Years ago, when I attended the NEA Annual Meeting as a local delegate, I began sending “Notes from Camp.” These were reports back to friends and colleagues who had expressed an interest in keeping up-to-date with events occurring there. I attend now as a staff member and not a local delegate, but the reaction from various associates continues to be positive. So here’s a report on this year’s NEA Annual Meeting in Chicago. Delegates should feel free to add their own comments: there’s a link to allow you to do that.–Bill Lavezzi, executive director
Thursday, June 30, 2011
It isn’t like annual meeting events actually began today: NEA has been holding various conferences since Monday, and some leaders have been in town since the weekend. By the evening tonight, virtually all Ohio’s delegates had arrived, and most of those had registered in the Ohio delegation headquarters in the Mansion Room on the fourteenth floor.
Our hotel is just across Orleans Street from the Merchandise Mart and overlooks the intersection of the north, main, and south branches of the Chicago River. Some of us are lucky enough to have rooms with spectacular views. The hotel itself sits atop thirteen floors of office space associated with the Merchandise Mart: hotel property begins with banquet facilities and offices on the fourteenth floor, a lobby on the fifteenth, and guest rooms going up from there.

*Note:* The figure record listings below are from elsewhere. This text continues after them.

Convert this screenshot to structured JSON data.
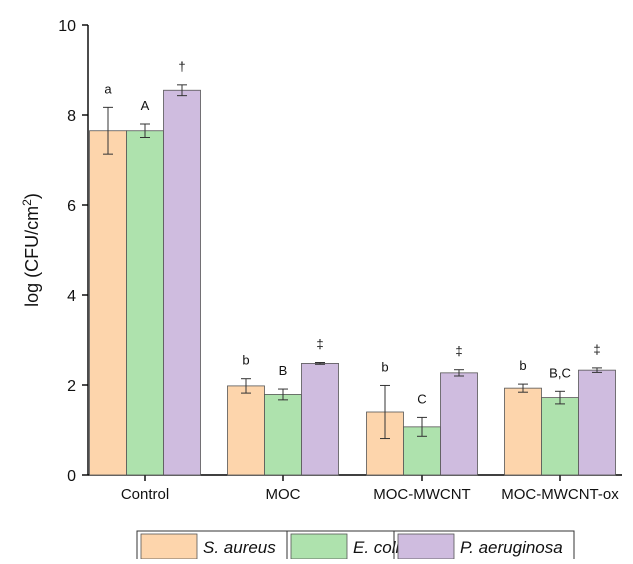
{
  "chart_data": {
    "type": "bar",
    "categories": [
      "Control",
      "MOC",
      "MOC-MWCNT",
      "MOC-MWCNT-ox"
    ],
    "ylabel_main": "log (CFU/cm",
    "ylabel_sup": "2",
    "ylabel_close": ")",
    "ylim": [
      0,
      10
    ],
    "yticks": [
      0,
      2,
      4,
      6,
      8,
      10
    ],
    "grid": false,
    "legend_position": "bottom-center",
    "series": [
      {
        "name": "S. aureus",
        "color": "#fdd5ac",
        "values": [
          7.65,
          1.98,
          1.4,
          1.93
        ],
        "errors": [
          0.52,
          0.16,
          0.59,
          0.09
        ],
        "labels": [
          "a",
          "b",
          "b",
          "b"
        ]
      },
      {
        "name": "E. coli",
        "color": "#aee2ad",
        "values": [
          7.65,
          1.79,
          1.07,
          1.72
        ],
        "errors": [
          0.15,
          0.12,
          0.21,
          0.14
        ],
        "labels": [
          "A",
          "B",
          "C",
          "B,C"
        ]
      },
      {
        "name": "P. aeruginosa",
        "color": "#cfbcdf",
        "values": [
          8.55,
          2.48,
          2.27,
          2.33
        ],
        "errors": [
          0.12,
          0.02,
          0.07,
          0.05
        ],
        "labels": [
          "†",
          "‡",
          "‡",
          "‡"
        ]
      }
    ]
  }
}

Registration and exhibits opened at McCormick Place this morning, so many delegates headed there to register and to pick up literature and assorted freebies from the various exhibitors. Leaders of state delegations were interviewing candidates for NEA positions that will be elected on Saturday.
For many delegates, this is a good day to see the host city. They don’t have a lot of responsibilities yet: the RA itself won’t start until Saturday, and states won’t hold their first caucuses here until tomorrow. The weather held off until the evening, when we were treated to a spectacular thunderstorm with heavy hail.
The big event of this evening is always Ohio Night, which is OEA’s reception for delegates at the host city. This year’s Ohio Night offered dinner along with desserts, cash bars, and dancing. It went on until midnight, but it had to do so without me: tomorrow’s first caucus starts at 7:30.